Using the additional constraint $$0 \leq \pi(a) \leq 1$$, we see that

\begin{split}\begin{align} &\alpha = 1, && \beta = 0, && \text{ if } p < q \\ & && \beta = 0, && \text{ if } p = q = \frac{1}{2}, \end{align}\end{split}

and $$\pi(a) = 1$$ if $$p \leq q$$. For the case $$p > q$$, the above constraint does not allow us to determine $$\alpha$$ and $$\beta$$. To proceed, consider an unconstrained simple random walk starting from $$0$$, let $$C$$ be the event that it revisits its starting point, and let $$Y$$ be its first transition.

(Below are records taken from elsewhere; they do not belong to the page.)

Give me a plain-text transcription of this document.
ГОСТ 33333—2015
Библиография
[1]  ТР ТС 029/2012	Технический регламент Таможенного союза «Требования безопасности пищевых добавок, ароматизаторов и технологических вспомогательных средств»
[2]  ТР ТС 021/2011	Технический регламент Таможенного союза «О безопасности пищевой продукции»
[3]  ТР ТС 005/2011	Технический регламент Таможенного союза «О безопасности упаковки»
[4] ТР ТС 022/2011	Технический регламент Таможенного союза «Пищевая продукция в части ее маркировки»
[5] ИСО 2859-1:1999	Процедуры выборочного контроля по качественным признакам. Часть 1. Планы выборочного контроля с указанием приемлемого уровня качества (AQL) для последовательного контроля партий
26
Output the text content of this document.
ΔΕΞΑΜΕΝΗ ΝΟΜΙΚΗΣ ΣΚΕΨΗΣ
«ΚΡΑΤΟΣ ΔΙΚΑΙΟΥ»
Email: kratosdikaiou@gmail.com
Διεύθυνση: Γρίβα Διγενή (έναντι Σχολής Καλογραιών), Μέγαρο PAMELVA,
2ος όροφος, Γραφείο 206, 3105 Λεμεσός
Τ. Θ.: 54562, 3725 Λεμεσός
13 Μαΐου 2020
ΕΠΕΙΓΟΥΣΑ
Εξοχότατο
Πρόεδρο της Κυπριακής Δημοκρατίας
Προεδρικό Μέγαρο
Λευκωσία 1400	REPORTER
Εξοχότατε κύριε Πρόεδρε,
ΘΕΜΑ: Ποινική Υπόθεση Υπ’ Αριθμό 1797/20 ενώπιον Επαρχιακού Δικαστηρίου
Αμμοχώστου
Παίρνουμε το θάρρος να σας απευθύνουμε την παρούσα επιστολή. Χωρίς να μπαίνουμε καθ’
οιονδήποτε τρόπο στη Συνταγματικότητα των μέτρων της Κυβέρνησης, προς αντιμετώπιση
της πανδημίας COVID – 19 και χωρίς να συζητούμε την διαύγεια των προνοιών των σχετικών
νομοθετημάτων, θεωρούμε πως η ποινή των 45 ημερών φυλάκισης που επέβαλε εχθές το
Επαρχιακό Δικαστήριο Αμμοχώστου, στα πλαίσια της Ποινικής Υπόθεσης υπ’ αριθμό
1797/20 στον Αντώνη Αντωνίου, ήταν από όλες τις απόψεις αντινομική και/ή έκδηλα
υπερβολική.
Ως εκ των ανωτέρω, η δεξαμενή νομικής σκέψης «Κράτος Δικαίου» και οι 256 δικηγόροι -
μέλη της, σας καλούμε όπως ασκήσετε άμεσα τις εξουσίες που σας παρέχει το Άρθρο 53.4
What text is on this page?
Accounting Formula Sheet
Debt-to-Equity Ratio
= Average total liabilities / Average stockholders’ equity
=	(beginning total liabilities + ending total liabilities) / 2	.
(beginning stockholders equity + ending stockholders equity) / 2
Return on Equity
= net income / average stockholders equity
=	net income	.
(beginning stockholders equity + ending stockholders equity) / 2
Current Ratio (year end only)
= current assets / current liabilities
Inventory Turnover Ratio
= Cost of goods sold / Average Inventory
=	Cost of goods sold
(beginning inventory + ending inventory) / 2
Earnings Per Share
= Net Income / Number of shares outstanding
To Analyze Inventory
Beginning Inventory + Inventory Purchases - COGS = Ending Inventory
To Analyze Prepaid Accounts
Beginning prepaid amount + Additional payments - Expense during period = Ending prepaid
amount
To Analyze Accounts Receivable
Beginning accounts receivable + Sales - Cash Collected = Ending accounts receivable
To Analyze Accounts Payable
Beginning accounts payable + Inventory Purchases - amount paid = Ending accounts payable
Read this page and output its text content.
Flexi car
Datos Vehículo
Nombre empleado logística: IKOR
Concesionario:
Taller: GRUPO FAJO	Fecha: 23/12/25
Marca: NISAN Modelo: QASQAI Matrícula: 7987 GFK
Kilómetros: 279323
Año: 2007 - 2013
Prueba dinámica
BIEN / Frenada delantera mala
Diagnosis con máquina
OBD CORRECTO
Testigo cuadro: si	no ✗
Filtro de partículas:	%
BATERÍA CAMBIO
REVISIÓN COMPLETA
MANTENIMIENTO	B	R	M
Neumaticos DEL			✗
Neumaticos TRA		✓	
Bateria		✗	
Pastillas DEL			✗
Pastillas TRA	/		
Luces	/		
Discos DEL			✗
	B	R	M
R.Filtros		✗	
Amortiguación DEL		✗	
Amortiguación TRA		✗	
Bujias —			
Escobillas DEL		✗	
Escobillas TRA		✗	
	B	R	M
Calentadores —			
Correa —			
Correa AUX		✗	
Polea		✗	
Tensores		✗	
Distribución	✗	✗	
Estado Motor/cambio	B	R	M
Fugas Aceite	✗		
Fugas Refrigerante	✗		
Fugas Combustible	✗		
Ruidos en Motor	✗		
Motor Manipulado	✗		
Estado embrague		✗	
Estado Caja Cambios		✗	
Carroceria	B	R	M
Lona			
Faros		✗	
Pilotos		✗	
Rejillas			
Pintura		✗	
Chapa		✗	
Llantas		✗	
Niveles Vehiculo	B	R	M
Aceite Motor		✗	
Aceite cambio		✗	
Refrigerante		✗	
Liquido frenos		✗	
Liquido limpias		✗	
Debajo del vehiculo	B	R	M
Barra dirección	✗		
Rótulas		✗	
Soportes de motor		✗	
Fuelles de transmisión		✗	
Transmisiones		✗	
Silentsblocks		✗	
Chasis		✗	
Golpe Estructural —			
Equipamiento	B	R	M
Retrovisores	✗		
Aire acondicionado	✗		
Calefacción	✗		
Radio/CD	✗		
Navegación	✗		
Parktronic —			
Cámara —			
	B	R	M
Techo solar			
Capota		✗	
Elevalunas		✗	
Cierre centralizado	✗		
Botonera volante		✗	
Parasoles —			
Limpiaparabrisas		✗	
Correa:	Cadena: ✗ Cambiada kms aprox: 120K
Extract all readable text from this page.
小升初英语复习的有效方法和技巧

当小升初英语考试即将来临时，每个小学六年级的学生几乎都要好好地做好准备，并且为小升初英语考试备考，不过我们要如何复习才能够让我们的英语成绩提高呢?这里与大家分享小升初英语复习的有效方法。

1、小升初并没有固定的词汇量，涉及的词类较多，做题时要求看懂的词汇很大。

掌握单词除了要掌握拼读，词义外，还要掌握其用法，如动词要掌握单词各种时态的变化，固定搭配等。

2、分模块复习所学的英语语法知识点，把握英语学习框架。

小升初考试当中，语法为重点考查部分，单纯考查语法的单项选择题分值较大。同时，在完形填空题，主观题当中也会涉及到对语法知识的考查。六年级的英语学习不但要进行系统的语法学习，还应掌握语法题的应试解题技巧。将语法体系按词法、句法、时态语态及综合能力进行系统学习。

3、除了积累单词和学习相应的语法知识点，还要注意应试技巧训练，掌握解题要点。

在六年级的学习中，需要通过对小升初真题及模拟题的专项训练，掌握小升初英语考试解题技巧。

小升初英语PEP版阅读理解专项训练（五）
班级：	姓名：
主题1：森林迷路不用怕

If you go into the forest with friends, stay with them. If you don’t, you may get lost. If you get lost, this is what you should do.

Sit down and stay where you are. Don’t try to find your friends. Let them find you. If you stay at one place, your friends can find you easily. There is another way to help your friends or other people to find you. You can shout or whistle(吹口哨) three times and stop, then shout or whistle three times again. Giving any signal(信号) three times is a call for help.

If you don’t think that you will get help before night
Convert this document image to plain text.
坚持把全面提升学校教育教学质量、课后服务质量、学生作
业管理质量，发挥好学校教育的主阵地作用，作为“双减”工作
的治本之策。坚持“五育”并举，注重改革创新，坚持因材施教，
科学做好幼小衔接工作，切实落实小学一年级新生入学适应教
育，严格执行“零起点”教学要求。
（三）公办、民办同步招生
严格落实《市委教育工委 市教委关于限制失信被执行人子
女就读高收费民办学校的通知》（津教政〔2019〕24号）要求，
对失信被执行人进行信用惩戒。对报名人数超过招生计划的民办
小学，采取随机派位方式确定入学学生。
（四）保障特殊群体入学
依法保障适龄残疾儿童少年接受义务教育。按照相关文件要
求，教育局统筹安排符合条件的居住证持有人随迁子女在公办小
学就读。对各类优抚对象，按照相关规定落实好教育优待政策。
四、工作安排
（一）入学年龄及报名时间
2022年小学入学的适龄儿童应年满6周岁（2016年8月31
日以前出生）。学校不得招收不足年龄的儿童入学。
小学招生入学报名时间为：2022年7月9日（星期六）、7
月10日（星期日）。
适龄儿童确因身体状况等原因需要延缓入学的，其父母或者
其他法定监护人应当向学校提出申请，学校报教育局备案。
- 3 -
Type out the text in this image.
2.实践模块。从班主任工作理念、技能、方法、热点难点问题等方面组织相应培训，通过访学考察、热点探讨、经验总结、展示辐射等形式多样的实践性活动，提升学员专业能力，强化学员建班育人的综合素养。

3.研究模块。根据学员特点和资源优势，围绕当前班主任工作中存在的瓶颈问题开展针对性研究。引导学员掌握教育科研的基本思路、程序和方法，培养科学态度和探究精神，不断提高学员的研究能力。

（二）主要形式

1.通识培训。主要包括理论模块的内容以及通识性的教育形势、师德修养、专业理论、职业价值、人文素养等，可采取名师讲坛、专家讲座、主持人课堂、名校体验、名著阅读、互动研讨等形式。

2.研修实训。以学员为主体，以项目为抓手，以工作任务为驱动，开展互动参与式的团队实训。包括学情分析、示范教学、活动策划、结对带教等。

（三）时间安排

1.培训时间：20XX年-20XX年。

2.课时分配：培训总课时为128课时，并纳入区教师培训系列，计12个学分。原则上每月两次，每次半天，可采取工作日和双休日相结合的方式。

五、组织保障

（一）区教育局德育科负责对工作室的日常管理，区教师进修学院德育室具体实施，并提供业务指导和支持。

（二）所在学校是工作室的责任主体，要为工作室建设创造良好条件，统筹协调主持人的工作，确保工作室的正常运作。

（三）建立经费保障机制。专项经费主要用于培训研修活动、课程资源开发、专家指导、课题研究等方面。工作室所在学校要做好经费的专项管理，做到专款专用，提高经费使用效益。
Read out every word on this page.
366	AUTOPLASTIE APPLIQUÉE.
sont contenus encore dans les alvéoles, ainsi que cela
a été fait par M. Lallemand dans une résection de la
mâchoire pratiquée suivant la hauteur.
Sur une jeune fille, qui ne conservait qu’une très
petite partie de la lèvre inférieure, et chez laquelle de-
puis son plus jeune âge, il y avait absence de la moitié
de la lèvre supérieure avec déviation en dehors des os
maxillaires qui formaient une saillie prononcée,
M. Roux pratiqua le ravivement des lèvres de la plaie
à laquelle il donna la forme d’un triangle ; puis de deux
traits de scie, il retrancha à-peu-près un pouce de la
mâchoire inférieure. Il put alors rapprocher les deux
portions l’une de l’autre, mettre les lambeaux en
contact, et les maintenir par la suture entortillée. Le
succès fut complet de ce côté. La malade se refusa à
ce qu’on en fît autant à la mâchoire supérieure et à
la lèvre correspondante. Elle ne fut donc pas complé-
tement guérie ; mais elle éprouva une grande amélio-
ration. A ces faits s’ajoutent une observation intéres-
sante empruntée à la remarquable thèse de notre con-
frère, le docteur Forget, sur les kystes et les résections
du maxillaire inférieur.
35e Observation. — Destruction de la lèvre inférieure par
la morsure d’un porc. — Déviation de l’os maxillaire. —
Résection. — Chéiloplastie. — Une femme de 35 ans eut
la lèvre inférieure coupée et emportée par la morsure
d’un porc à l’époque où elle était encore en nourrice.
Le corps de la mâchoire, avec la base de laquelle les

Also, use the notation $$\pi_{p, q}(a)$$ for the probability that a left-constrained random walk with right and left transition probabilities $$p$$ and $$q$$, is absorbed at $$0$$. Then $$\mathbb{P}(B | Y = -1) = \pi_{q, p}(1)$$ and

\begin{split}\begin{align} \mathbb{P}(B) &= \mathbb{P}(B | Y = 1)\mathbb{P}(Y = 1) + \mathbb{P}(B | Y = -1)\mathbb{P}(Y = -1)\\ &= p \pi_{p, q}(1) + q \pi_{q, p}(1). \end{align}\end{split}

We have already shown $$\pi_{q, p}(1) = 1$$ when $$q < p$$, so that

\begin{split}\begin{align} \mathbb{P}(B) = 1 - (p - q) = p \pi_{p, q}(1) + q\\ \implies \pi_{p, q}(1) = \frac{q}{p}. \end{align}\end{split}

This constraint, together with $$\alpha + \beta = 1$$ gives $$\pi(a) = \left(\frac{q}{p}\right)^a$$ for the case $$p < q$$, concluding the proof.